Vinicius and Tom

The 2016 Olympics is coming to an end this weekend, in Rio. I’m not a big fan of sports in general, but it’s hard not to be seduced by the spectacle of it all, particularly when your home country manages to exceed all expectations. As one of the millions of spectators of this worldwide event, it’s always interesting to see how design is used as a tool to promote, package and visually harmonise a huge global event.

When the UK hosted the 2012 Olympics in London, the design was internationally derided. This saddened me, as British design is some of the best in the world and it felt like a huge missed opportunity. From the fractured logo, to the bespoke font, to the colour palette that relied on a lurid pink, to the ghastly mascots – Wenlock and Mandeville. These monstrosities were clearly designed by committee, so I feel the pain of the creative team at Wolff Olins.

I seem to recall that there was public involvement in the design and can imagine the ‘helpful feedback’ that the designers inevitably had to respond to… “Can you make them not fat or thin?, they should not have a specific gender, they shouldn’t be identifiably part of any existing culture, can they not have two eyes each please, as not everybody has two eyes… Any designers reading this will be all too familiar with these kind of suggestions, they may be well meaning, but ultimately have the potential to disable creativity and shackle design. The old adage “a camel is a horse designed by committee” comes to mind.

As with most design – familiarity eventually softened the public embrace of the creative solution, proving that time can heal even the deepest of design wounds! I’m still smarting!

Less of the negativity, Andrew, move on… I’ve been massively impressed this year with the corporate design for Rio, created by Birdo, a studio based in São Paulo, Brazil. The fluidic main logo, with its gentle gradients and complementary curvaceous logotype, both work incredibly well. The anachronistic static Olympic rings actually look out of place in such a modern design context. The untouchable is crying out for a gentle update to help them fit into their temporary new home.

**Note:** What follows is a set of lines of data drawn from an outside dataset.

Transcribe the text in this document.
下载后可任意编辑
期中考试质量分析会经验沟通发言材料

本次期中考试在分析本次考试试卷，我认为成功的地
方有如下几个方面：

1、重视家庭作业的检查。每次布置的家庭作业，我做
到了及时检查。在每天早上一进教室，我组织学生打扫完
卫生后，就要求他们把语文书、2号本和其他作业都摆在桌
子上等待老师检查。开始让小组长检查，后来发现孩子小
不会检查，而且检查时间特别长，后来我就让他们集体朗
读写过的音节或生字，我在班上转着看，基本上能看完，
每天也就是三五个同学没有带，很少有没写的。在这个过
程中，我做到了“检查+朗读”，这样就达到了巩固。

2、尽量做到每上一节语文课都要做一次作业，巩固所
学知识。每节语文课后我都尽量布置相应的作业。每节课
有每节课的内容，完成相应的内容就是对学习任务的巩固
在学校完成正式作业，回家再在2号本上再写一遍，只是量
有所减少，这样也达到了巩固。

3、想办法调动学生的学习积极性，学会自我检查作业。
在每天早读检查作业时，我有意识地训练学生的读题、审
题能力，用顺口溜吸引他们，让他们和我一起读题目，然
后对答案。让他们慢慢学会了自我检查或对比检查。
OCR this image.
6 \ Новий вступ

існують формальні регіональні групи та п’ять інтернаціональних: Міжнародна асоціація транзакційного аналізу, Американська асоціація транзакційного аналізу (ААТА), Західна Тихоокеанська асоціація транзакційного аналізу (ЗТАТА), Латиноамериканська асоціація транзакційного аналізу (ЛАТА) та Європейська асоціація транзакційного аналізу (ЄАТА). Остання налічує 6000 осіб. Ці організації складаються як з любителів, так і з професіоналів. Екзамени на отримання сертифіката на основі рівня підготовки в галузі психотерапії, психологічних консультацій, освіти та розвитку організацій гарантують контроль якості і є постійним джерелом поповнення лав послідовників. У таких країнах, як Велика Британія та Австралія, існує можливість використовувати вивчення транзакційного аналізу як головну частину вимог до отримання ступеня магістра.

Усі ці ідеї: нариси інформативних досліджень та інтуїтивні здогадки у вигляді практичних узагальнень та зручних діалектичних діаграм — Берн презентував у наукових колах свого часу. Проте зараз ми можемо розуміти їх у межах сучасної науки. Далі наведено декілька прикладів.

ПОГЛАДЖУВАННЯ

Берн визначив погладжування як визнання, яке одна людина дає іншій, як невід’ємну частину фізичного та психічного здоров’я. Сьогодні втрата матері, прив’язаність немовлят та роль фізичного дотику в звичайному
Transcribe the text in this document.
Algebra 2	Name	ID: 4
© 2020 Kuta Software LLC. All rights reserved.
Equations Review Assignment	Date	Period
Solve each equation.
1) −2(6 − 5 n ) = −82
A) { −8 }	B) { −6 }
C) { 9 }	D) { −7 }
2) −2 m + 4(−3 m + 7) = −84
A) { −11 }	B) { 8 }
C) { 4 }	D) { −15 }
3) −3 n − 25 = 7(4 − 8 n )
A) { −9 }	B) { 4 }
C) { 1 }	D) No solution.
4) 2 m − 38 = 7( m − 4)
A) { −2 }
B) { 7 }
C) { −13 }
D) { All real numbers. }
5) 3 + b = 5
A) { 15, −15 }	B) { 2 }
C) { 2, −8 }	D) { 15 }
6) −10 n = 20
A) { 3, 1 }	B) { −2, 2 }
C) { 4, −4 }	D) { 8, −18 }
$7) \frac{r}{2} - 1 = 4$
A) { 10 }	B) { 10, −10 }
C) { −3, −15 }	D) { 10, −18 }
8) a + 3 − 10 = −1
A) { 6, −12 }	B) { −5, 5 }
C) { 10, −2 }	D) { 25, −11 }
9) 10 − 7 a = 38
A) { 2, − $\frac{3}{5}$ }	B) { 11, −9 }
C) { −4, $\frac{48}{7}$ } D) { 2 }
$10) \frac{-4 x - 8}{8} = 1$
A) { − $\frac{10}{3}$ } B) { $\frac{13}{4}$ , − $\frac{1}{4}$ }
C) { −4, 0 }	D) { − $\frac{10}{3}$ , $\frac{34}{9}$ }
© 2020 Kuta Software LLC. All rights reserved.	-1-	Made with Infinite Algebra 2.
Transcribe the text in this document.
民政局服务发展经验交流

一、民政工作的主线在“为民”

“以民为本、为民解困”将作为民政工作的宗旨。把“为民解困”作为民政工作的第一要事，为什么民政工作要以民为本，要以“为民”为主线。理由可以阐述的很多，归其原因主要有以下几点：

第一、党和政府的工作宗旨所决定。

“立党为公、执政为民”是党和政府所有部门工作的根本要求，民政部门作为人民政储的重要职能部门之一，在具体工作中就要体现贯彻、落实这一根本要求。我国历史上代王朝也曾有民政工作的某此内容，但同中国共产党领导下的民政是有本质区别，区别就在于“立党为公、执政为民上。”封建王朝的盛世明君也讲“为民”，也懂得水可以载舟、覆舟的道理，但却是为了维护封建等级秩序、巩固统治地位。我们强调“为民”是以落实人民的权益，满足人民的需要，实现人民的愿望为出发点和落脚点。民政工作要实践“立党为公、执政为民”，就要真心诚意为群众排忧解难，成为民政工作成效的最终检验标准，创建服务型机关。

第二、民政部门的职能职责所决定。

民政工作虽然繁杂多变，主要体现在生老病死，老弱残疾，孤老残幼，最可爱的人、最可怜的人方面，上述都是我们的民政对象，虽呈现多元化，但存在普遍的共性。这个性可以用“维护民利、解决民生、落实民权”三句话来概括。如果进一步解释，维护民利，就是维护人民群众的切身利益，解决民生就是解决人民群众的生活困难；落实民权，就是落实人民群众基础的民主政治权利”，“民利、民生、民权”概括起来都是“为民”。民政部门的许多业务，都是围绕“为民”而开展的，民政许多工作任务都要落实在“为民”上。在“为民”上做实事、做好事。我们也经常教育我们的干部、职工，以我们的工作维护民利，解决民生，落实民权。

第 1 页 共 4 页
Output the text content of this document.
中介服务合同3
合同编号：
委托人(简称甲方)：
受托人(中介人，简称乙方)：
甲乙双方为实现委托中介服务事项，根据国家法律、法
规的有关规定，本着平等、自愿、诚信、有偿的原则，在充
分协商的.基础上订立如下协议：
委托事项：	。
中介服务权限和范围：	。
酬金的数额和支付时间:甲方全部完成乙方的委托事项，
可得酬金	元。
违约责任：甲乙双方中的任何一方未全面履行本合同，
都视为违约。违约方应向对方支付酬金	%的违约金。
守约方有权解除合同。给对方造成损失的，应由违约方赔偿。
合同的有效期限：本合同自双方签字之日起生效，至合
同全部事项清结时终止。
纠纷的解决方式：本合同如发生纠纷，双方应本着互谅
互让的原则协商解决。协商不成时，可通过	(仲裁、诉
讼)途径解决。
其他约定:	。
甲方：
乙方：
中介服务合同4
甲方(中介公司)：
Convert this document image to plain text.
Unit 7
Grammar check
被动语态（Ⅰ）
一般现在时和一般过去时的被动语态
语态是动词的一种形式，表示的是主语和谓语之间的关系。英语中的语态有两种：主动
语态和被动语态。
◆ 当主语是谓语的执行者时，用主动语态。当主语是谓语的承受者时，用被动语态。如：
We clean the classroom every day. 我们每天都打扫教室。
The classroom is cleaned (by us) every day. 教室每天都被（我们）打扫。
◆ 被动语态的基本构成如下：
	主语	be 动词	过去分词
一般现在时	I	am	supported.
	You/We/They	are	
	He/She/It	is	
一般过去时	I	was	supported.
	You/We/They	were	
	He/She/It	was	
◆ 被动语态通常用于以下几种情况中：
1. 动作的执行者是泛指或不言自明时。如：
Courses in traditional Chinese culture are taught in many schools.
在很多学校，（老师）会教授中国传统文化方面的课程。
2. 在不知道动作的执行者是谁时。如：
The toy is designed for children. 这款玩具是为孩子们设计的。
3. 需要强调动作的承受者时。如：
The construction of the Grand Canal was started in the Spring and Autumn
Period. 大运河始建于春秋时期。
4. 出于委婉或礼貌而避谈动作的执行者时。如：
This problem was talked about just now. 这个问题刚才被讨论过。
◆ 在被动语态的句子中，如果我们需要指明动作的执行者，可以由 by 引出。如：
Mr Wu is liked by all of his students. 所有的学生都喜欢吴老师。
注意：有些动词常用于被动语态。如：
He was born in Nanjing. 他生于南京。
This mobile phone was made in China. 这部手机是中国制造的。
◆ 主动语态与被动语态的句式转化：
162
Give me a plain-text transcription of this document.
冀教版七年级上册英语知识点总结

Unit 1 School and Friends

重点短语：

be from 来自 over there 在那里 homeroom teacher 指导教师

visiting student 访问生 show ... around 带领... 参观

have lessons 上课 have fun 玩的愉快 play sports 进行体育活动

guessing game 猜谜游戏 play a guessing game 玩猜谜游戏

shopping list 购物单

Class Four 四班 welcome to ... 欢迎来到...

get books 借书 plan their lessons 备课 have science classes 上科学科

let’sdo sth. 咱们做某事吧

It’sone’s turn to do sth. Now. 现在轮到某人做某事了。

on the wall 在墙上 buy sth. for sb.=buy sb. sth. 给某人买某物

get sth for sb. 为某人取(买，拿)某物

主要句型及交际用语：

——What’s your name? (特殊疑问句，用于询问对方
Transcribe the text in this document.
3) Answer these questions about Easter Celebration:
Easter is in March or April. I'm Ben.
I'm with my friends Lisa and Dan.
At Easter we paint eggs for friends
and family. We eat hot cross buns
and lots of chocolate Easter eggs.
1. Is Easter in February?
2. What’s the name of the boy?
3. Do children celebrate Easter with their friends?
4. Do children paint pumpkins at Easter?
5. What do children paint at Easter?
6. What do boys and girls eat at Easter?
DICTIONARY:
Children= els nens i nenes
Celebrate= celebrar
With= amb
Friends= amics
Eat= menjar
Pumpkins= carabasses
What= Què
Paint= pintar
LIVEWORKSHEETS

This year’s mascots, Vinicius and Tom also deserve some love. They remind me slightly of Cobi, my all-time favourite Olympic mascot designed by Javier Mariscal. Sadly these mascots have been mysteriously elusive this year which is a shame as they’re wonderfully original, and if they so desired could give the more high profile Wenlock and Mandeville the good slap they deserve for being so freakishly ugly and bringing shame upon an event with such a prestigious design legacy!

Vinicius and Tom are worth looking into as there’s a delightful back story, some clever merchandising and gorgeous animation. Their names come from local bossanova composers, Vinicius de Moraes and Tom Jobim. From the website of Birdo

“Our main inspiration for creating the mascots was the great diversity of Brazil’s nature, people and culture. That’s why Vinicius, the olympic mascot, is a mixture of all Brazilian animals and Tom, the Paralympic mascot, is the union of all Brazilian plants. Vinicius also has a special power: he can stretch as much as he wants, what can be very useful to give a hug on a big group of friends. His power represents the Olympic athletes’ will of reaching higher and higher. Tom, on his side, can find any object inside his leafy hair to help him solve every situation. His power represents the reinvention of the Paralympic athletes.”

Congratulations to the UK for ‘smashing it’ as I keep hearing, and to Brazil for hosting the 2016 Olympics with such wonderful attention to design detail.

  • Andrew C

    I love the Rio branding – it all works rather well and is as good as could have been hoped for. Like you, I still have no time for 2012’s effort – though it was very much of its time and not designed with longevity in mind. The design giants of past Olympics—notably Mexico ’68 ( and Aicher’s Munich ’72 (—set an impressive precedent and I can’t help feeling that this legacy and its enshrinement in design history and teaching, fed a too knowing, too self-concious approach to 2012. However, we, as designers ourselves, are well aware of how daunting a project of this scope would be…

  • Andrew

    I can’t imagine what I would do with such a proposition. That’s one of the first things I always consider when being critical of other people’s design – what would I do that would make it better? Sometimes there are political constraints that end up damaging any good ideas and I fear that is what happened in 2012. The whimsical nature of this year’s efforts however make me think that there was plenty of freedom, coupled with enough local knowledge of culture and history. It’s a job supremely done in my humble opinion.